Tuesday, December 16, 2014

3 Miracles of Christmas

From today's installment of Our Daily Bread:
Luke’s telling of the birth of Christ includes the shepherds, who lived apart from society in their lowly occupation, and the angels, who announced to those shepherds the arrival of the Messiah (vv.9-14). From the humble to the heavenly, the contrast of shepherds and angels pictures the journey of the Son who came from the highest place to be the Lamb of God.
There are many miracles associated with Christmas. Here are just three.

One is that God took on human flesh. This was and remains so scandalous to some that it prevents them from even considering following Christ. But it's a great comfort to think that God loves us so much that He's willing to become one us (John 1:1, 14). As an old Christmas song puts it, in Christ "the soul felt its worth."

Because God became human, "...we do not have a high priest who is unable to empathize with our weaknesses, but we have one who has been tempted in every way, just as we are--yet he did not sin" (Hebrews 4:15).

Another miracle of Christmas is that the baby was born of a virgin (Luke 1:30-35). God didn't do this because there's anything inherently wrong with human flesh or with sex, a good creation of God for use by a man and a woman in marriage covenant with each other (and with God). 

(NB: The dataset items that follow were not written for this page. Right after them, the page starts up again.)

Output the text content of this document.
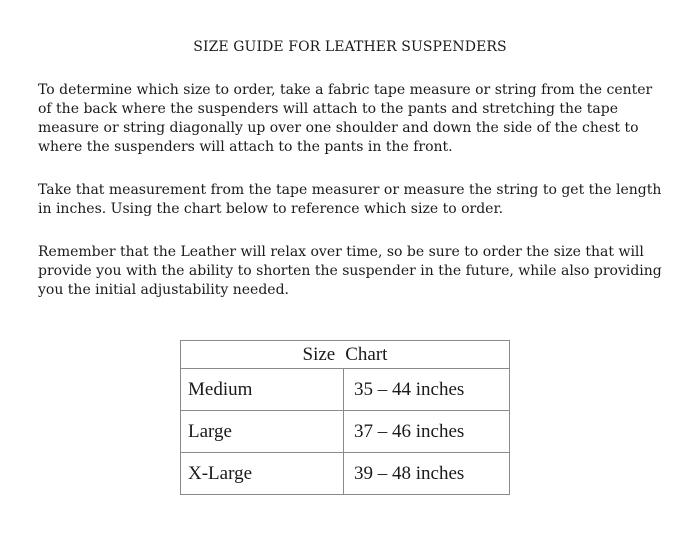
SIZE GUIDE FOR LEATHER SUSPENDERS

To determine which size to order, take a fabric tape measure or string from the center of the back where the suspenders will attach to the pants and stretching the tape measure or string diagonally up over one shoulder and down the side of the chest to where the suspenders will attach to the pants in the front.

Take that measurement from the tape measurer or measure the string to get the length in inches. Using the chart below to reference which size to order.

Remember that the Leather will relax over time, so be sure to order the size that will provide you with the ability to shorten the suspender in the future, while also providing you the initial adjustability needed.

Size Chart	
Medium	35 – 44 inches
Large	37 – 46 inches
X-Large	39 – 48 inches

But when the Holy Spirit caused Mary to conceive a child, without involvement of human DNA, it was an instance of God the Father creating the new Adam, unfettered by the inheritance of inborn sin could establish a new, sinless race of human beings born anew, "born, not of blood nor of the will of the flesh nor of the will of man, but of God" (John 3:13). This happens not by our effort, but by God's effort, apprehensible to us through our faith in Christ alone. When we trust in Christ, we become a new creation

Another miracle of Christmas is what this Child came to do

He didn't come to teach new moral standards, except to teach the people of His Church to love each other as confirmation of His power working in their lives; rather, He affirmed moral standards God gave long ago in the Ten Commandments. 

He didn't come to be a miracle worker, per se, though He worked miracles as "signs"in which sin, death, disease, and natural elements were show as subordinate to His power as God in the flesh. 

He didn't come to offer an example of a nice life, though Christ does exemplify what it means to be truly human, set free from the limitations of sin and death that God never has wanted for us. 

Jesus Christ came into our world to do two things: 

(1) To die. "He is the atoning sacrifice for our sins, and not only for ours but also for the sins of the whole world" (1 John 1:22). "God demonstrates his own love for us in this: While we were still sinners, Christ died for us" (Romans 5:8). "“Look, the Lamb of God,who takes away the sin of the world!" (John 1:29) The death of sinless Jesus erases the power of sin and death over those who believe in Him.

(2) To rise. By His resurrection, Jesus became the pioneer who tore down the walls of sin and death and like Joshua, who led ancient Israel across the River Jordan to the promised land in the Old Testament, Jesus leads all who believe in Him into eternity with God. "For God so loved the world that he gave his one and only Son, that whoever believes in him shall not perish but have eternal life" (John 3:16).

These aren't the only miracles of the Christmas. But these three are enough so that, when apprehended by faith, melt our skepticism and self-will, building within us trust in Jesus Christ as our God, Savior, and King.